If I want to narrow it down further I will add more debug code between 200 and 300. like DebugOut(“110 TICKETNUMBER = ” + TICKETNUMBER + “ticketNumber = “ + ticketNumber.toString());

I will often do this divide and conquer style putting a log output at the top of a function and one at the bottom and if there is a problem in the function I will at one in the middle, then one a quarter of the way down and so on until I find the line with the problem.

Sometimes thought the problem is so weird or so many variables are connected that it’s not that easy. Then I like to employ the scientific method. Narrow it down as much as you can. Here it’s not so much about find where the problem is, but where the problem is not. Is the data bad before it gets to the view, rule out the view. eliminate every class that isn’t a problem, any method. You might still have a big snakes nest of code to go through but try to eliminate anything you can, 2000 lines of code is still better than 4000 but then again don’t jump to conclusions, if you are not 100% sure don’t eliminate it.

Try to understand it as much as you can, think like a physicist, you can’t know everything but learn what you can so you can make educated hypotheses. Then when you have step back from the code, even leave the office. And on a note pad write down every hypothesis you can think of that might cause the problem try to come up with a dozen or more, really try to exhaust all your ideas. Then scribble down an experiment to test each, test a value at this point, try this input. etc. Then try them out, either you will solve the problem or you will have a more detailed understanding to make more hypotheses. You’ll hit a wall doing this a lot and I find taking a walk really helps.

Of course the real solution for all of this is to write good code in the first place and a messure of how good the code is is how much these things are contained. If the code you are working with is grabbing for variables from all over the place without properly passing them so much that it’s hard to keep track of that’s a bad thing.

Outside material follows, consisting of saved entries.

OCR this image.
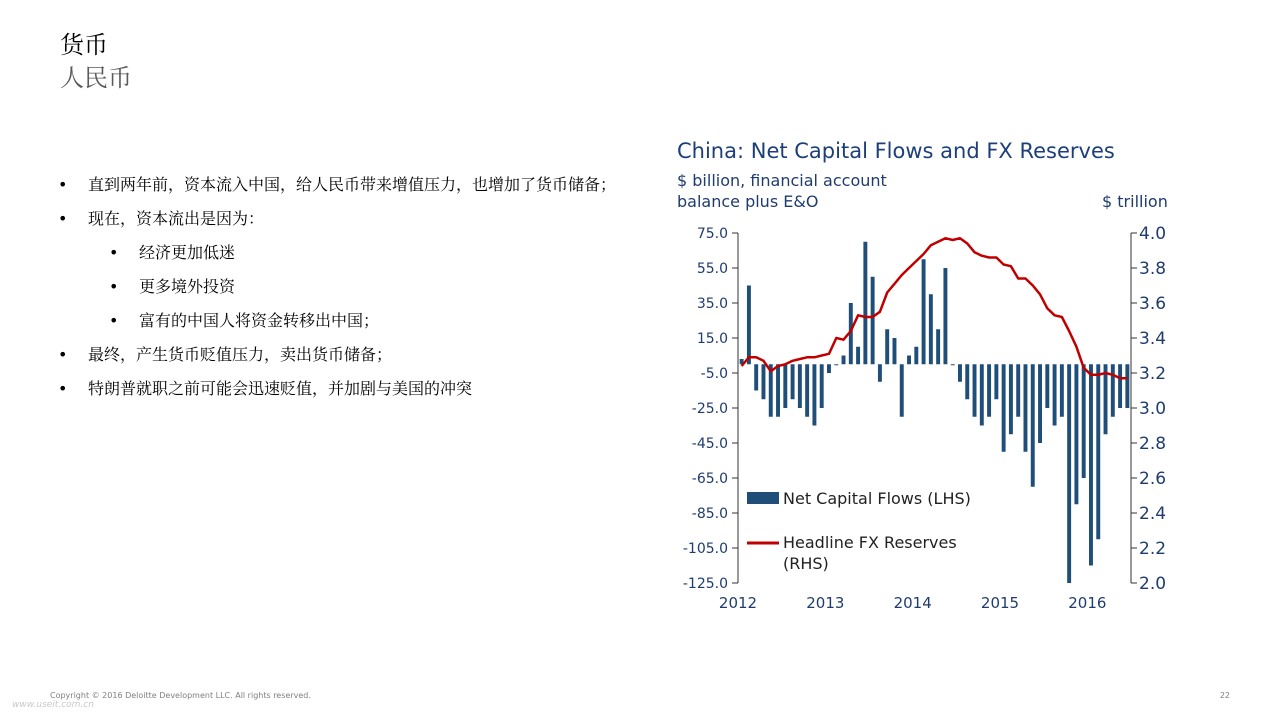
货币
人民币
• 直到两年前，资本流入中国，给人民币带来增值压力，也增加了货币储备；
• 现在，资本流出是因为：
• 经济更加低迷
• 更多境外投资
• 富有的中国人将资金转移出中国；
• 最终，产生货币贬值压力，卖出货币储备；
• 特朗普就职之前可能会迅速贬值，并加剧与美国的冲突
China: Net Capital Flows and FX Reserves
$ billion, financial account
balance plus E&O	$ trillion
75.0
55.0
35.0
15.0
-5.0
-25.0
-45.0
-65.0
-85.0
-105.0
-125.0
4.0
3.8
3.6
3.4
3.2
3.0
2.8
2.6
2.4
2.2
2.0
2012	2013	2014	2015	2016
Net Capital Flows (LHS)
Headline FX Reserves (RHS)
www.useit.com.cn
Copyright © 2016 Deloitte Development LLC. All rights reserved.	22
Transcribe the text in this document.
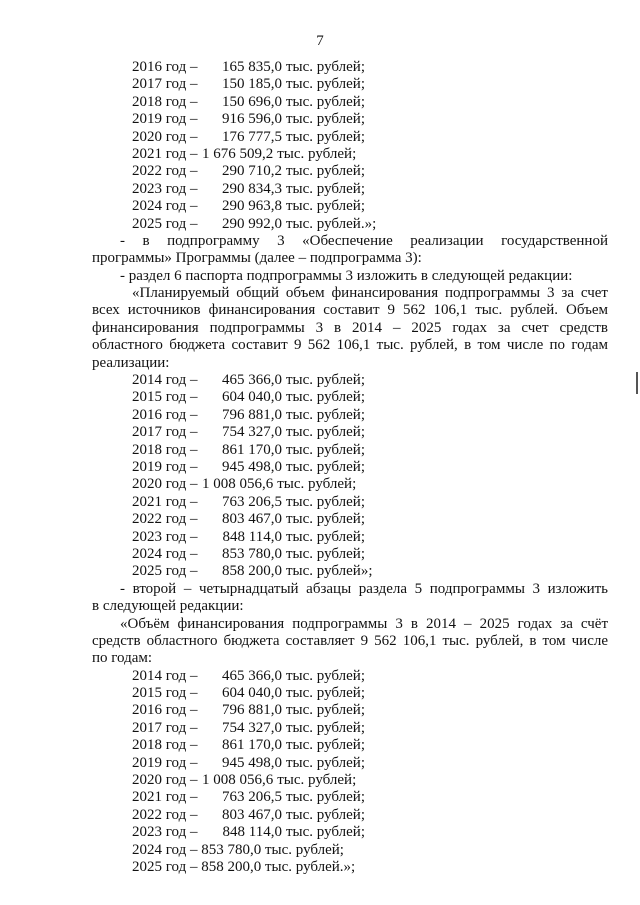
7
2016 год – 165 835,0 тыс. рублей;
2017 год – 150 185,0 тыс. рублей;
2018 год – 150 696,0 тыс. рублей;
2019 год – 916 596,0 тыс. рублей;
2020 год – 176 777,5 тыс. рублей;
2021 год – 1 676 509,2 тыс. рублей;
2022 год – 290 710,2 тыс. рублей;
2023 год – 290 834,3 тыс. рублей;
2024 год – 290 963,8 тыс. рублей;
2025 год – 290 992,0 тыс. рублей.»;
- в подпрограмму 3 «Обеспечение реализации государственной
программы» Программы (далее – подпрограмма 3):
- раздел 6 паспорта подпрограммы 3 изложить в следующей редакции:
«Планируемый общий объем финансирования подпрограммы 3 за счет
всех источников финансирования составит 9 562 106,1 тыс. рублей. Объем
финансирования подпрограммы 3 в 2014 – 2025 годах за счет средств
областного бюджета составит 9 562 106,1 тыс. рублей, в том числе по годам
реализации:
2014 год – 465 366,0 тыс. рублей;
2015 год – 604 040,0 тыс. рублей;
2016 год – 796 881,0 тыс. рублей;
2017 год – 754 327,0 тыс. рублей;
2018 год – 861 170,0 тыс. рублей;
2019 год – 945 498,0 тыс. рублей;
2020 год – 1 008 056,6 тыс. рублей;
2021 год – 763 206,5 тыс. рублей;
2022 год – 803 467,0 тыс. рублей;
2023 год – 848 114,0 тыс. рублей;
2024 год – 853 780,0 тыс. рублей;
2025 год – 858 200,0 тыс. рублей»;
- второй – четырнадцатый абзацы раздела 5 подпрограммы 3 изложить
в следующей редакции:
«Объём финансирования подпрограммы 3 в 2014 – 2025 годах за счёт
средств областного бюджета составляет 9 562 106,1 тыс. рублей, в том числе
по годам:
2014 год – 465 366,0 тыс. рублей;
2015 год – 604 040,0 тыс. рублей;
2016 год – 796 881,0 тыс. рублей;
2017 год – 754 327,0 тыс. рублей;
2018 год – 861 170,0 тыс. рублей;
2019 год – 945 498,0 тыс. рублей;
2020 год – 1 008 056,6 тыс. рублей;
2021 год – 763 206,5 тыс. рублей;
2022 год – 803 467,0 тыс. рублей;
2023 год – 848 114,0 тыс. рублей;
2024 год – 853 780,0 тыс. рублей;
2025 год – 858 200,0 тыс. рублей.»;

Code should be contained in a way where you a unit does it’s job taking only what it needs and destroying variables when it’s finished with them. To take our real ticket number example it made send for there to be a ticketNumber accessible and stored for the whole run of the application but a single int value would have made more sense (than the 6 that were used). My guess is that the developer wanted a string type to do something like this “Current ticket number is 100132” but stored that string globally and used it inconsistently though out the program. It would have made more send for the int to the stored for the run and have the string passed temporarily. So instead of this:
//At the top

int TicketNumber,

//Some random spot
TICKETNUMBER = “Ticket number is “ + TicketNumber.toString();
//Updating screen
TicketLabel.text = TICKETNUMBER;

Something like this is cleaner.

// Something like this

Public string getTicketNoString()
return “Ticket number is “ + TicketNumber.toString();


TicketLabel.text = getTicketNoString();

The difference here is that the string only exists for a moment, long enough to insert it into the label and then it is destroyed. I eventually ended up moving the int TicketNumber into a container and using a getter and setter but the point is to keep things crystal clear and to try to prevent ad hoc accessing variables. If your just grabbing a value from another class maybe it’s a bad idea, maybe it should be passed in the header or there is a clearer way to do it. Will the next programmer know what you were trying to do.